For someone who writes software using C#, VB.NET, and Javascript (accounting/business software), how easy is Unity to pick up and learn?
Unity (the editor) is really easy to pick up and learn; you basically only need to know three things - what the hierachy is, what the project window is, and what the inspector is to get up and running.
Its the programming side of things people mostly struggle with, and as it natively supports C# you already have a head start on that (although might find some conceptual difficulties moving to a component based design, which fundamentally Unity uses).
Oh and I want to do a PnC Adventure Game and it falls into the same question of 2d rpgs and VNs of whether it makes any sense to do a 2d PnC Adventure game in Unity vs just using Adventure Game Studio?
Yeah, if you want to make a generic (without the implicit sneer of people who misuse the term) type of game, an engine specific for that genre will do literally exactly what you need.
Having said that, if that engine isn't new and / or fairly regularly maintained, or if you want to go 'outside the box' you're going to hit arbitrary limitations that will annoy you (eg AFAIK AGS is capped to some really shitty low res SD resolution for builds)
The advantages people seem to say about GameMaker Studio vs Unity is that you can do stuff quicker, and it has a better interface, so you can get it running and prototype your game fast and see what works and that it's easier to match things up consistently because it uses pixels instead of units. Disadvantages is that GML is less versatile for larger projects. Also GMS isn't good for projects with multiple people working on it, whereas Unity is.
You can do stuff 'quicker' in GMS, because it has some drag and drop logic shit for people who literally know nothing about programming; and yeah, you can 'learn' programming, but you're learning a language only used by gamemaker, so I'd honestly question if thats a good use of your time long term.
Also, NGL, Game Makers licencing is kinda expensive and shitty since their 2.0 upgrade, and its anti-piracy checks are kinda needlessly aggressive. I'm pretty sure Godot is eating its fucking lunch right now.
But ultimately, the 'best' engine is the one
you personally like the best, so try a bunch out and see what sticks; think about things like minor annoyances you're going to have to routinely deal with in every single project and how much of a ballache thats going to be longterm.
Instantiate(pickUpEffect, transform.position, Quaternion.identity, null);
Is basically the only line of real code in there, I'm trying to understand what they're doing. With pickUpEffect they're handing off the "what do I do with this" to a different prefab that it'll run at that current objects position and rotation, right? So this code is basically doing nothing other than say "on collision with pickup do whatever prefab you slot in"? Also why is there a null there?
Okay, so if they're not explaining this shit, they're not doing a great job at teaching you this shit tbh; what's going on here is called an OVERLOAD.
When you create a method, you can create different like...
flavours of the same Method, that all
basically do the same thing, but that you can send different inputs to, depending on what you need that method to do.
So if you look at the docs for Instantiate:
Declaration
public static Object Instantiate(Object original);
Declaration
public static Object Instantiate(Object original, Transform parent);
Declaration
public static Object Instantiate(Object original, Transform parent, bool instantiateInWorldSpace);
Declaration
public static Object Instantiate(Object original, Vector3 position, Quaternion rotation);
Declaration
public static Object Instantiate(Object original, Vector3 position, Quaternion rotation, Transform parent);
depending on what parameters you send the Instantiate command, it will do something slightly different; just spawn something, spawn something as a child, spawn something at a particular place and rotation, etc
Hopefully you can see what its doing with each of those different 'variants'.
They're using the
last variant, but they're also sending the 'parent' overload, but sending it as 'null' so it has no parent. If you remove the null completely, shits gonna work
just as well.Also looking at the code for how Doors work in this, why is it using a protected virtual void vs just void? Haven't seen protected and virtual before.

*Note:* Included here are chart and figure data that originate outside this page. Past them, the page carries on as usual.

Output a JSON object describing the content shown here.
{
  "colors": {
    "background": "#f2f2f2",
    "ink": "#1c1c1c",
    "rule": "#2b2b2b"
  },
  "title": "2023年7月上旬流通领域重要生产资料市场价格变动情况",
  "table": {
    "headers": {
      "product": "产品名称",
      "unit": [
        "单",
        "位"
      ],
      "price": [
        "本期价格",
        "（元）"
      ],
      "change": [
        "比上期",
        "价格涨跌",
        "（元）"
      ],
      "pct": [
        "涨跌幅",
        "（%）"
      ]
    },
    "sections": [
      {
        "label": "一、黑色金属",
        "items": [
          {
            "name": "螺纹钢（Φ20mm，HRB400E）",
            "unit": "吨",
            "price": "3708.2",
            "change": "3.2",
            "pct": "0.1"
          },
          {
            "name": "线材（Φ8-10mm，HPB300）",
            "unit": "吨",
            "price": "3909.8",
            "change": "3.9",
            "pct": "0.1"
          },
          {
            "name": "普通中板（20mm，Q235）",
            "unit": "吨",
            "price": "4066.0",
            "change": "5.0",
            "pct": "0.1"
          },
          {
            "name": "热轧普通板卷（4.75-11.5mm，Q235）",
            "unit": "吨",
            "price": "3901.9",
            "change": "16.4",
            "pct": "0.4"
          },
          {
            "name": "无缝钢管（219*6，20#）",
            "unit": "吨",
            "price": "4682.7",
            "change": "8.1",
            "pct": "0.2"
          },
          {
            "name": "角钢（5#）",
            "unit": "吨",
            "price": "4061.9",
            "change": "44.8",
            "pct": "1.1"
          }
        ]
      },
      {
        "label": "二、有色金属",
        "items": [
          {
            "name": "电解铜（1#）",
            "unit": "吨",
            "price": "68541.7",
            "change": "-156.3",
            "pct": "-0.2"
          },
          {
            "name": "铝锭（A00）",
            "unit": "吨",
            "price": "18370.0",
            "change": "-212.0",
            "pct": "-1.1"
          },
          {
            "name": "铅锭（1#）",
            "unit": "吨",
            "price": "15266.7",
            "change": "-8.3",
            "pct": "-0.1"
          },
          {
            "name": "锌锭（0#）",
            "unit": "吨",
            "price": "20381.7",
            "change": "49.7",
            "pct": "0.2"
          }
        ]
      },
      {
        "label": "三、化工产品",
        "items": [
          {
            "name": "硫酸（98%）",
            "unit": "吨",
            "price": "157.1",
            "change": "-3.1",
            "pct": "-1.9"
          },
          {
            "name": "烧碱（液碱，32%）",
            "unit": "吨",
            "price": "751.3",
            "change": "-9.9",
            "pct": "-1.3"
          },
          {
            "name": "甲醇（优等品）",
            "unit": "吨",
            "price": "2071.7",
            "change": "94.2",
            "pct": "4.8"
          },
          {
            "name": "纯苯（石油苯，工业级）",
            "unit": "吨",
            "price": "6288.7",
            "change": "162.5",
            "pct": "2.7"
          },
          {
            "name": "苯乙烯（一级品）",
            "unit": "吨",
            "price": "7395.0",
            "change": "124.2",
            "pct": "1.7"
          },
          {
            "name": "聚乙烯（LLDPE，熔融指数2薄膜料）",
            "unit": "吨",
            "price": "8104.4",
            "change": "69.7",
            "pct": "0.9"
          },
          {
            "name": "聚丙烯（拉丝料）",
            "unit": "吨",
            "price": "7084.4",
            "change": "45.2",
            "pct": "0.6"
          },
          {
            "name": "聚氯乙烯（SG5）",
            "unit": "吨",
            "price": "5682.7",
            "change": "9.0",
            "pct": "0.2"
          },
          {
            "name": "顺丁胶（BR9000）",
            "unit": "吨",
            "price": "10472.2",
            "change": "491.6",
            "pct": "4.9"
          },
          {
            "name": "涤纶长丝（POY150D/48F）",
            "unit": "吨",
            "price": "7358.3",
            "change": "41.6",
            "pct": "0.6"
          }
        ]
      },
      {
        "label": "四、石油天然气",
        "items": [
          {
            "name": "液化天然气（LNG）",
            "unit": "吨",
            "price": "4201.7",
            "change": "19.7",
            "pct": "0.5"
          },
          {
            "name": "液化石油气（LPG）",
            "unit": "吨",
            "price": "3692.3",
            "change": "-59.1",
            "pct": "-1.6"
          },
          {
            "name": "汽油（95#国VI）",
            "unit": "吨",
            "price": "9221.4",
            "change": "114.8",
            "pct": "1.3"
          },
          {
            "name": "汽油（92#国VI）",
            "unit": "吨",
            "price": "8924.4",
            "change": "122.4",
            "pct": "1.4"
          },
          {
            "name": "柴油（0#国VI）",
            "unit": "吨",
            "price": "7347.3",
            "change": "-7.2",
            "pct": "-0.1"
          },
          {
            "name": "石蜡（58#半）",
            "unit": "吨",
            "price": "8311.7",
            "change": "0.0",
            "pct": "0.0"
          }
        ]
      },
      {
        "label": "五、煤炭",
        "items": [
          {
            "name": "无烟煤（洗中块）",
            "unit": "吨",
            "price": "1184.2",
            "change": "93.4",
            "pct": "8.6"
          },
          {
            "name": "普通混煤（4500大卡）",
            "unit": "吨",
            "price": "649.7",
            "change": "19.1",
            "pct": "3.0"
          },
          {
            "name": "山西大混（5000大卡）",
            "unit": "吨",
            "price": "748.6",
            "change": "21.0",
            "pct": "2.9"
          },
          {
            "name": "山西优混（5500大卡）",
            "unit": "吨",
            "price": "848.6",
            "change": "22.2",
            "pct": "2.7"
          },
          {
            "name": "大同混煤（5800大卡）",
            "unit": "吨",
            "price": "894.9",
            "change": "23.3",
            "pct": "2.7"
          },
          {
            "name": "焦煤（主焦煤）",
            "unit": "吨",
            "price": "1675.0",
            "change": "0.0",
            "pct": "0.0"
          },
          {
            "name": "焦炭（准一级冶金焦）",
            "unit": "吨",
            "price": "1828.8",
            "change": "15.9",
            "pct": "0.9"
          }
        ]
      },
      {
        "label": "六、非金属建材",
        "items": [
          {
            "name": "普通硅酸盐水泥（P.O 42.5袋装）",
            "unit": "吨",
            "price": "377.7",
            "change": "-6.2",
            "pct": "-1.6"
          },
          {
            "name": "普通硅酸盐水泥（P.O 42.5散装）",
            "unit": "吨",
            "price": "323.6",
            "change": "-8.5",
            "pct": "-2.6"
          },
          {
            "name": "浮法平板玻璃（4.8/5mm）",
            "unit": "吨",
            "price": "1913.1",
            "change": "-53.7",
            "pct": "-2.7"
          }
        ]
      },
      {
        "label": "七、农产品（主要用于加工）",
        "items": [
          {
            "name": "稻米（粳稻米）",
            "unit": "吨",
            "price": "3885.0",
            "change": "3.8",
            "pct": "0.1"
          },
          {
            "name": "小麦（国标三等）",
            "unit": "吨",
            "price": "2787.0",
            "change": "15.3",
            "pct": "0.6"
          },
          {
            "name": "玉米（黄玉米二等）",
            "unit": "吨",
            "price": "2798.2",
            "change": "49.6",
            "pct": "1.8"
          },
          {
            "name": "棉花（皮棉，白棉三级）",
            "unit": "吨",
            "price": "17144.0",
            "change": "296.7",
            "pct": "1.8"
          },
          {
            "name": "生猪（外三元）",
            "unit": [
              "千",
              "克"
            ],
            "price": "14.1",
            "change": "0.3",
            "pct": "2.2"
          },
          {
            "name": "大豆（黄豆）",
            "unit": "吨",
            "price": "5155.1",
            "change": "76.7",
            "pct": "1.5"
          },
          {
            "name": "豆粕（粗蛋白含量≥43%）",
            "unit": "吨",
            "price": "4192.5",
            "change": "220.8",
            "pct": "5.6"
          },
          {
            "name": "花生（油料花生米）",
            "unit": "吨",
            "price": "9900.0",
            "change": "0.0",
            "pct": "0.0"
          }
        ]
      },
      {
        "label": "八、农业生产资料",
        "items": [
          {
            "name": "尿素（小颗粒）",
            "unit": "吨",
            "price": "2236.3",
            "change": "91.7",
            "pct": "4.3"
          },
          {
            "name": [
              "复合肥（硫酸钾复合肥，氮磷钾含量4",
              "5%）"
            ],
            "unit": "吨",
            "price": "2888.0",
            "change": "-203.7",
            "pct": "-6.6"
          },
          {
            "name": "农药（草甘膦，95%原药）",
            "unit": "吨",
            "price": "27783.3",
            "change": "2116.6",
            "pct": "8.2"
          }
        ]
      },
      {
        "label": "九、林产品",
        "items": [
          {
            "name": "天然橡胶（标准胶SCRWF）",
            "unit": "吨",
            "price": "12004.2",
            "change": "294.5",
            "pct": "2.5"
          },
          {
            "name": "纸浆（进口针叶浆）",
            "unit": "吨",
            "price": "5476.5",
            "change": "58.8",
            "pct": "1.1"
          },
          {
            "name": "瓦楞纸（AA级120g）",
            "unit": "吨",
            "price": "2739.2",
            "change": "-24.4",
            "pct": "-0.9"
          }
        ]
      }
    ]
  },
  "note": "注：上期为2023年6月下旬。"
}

This also falls under the "They really should be explaining this shit" umbrella; what they're doing there is a
virtual method; if you try and drag and drop it onto a gameobject, it straight up wont let you (and will probably give you an error about not deriving from monobehaviour).
This is because they're using
Inheritance for their pickup scripts; that script there is the 'template' for how all 'pickups' will work, but theyre then going to add slight modifications to each one to be slightly different in code.
Like... I
assume they're doing this
specifically to fucking teach you about inheritance, because it's not a particularly intuitive way of doing things, and its not like its super efficient to justify doing it like that either.
Also I will try to comment on all code in this project.
I am terrible and did not write a single comment in all my code in my first game.
Sorry, I know that's extremely bad practice
real talk: I can't even count the number of times I've gone back to a piece of old code and been "what the actual fuck is THIS doing?" then found a comment by past me saying something like "this shit here is only so it compiles without complaining, because it wanted a quaternion rather than a rotation" (or whatever), or seen me add a comment like "If I wanna expand this, I'd add blahblahblah here" and been, like, "Damn, thanks past me, you're a bro". It's like the end of Bill & Ted.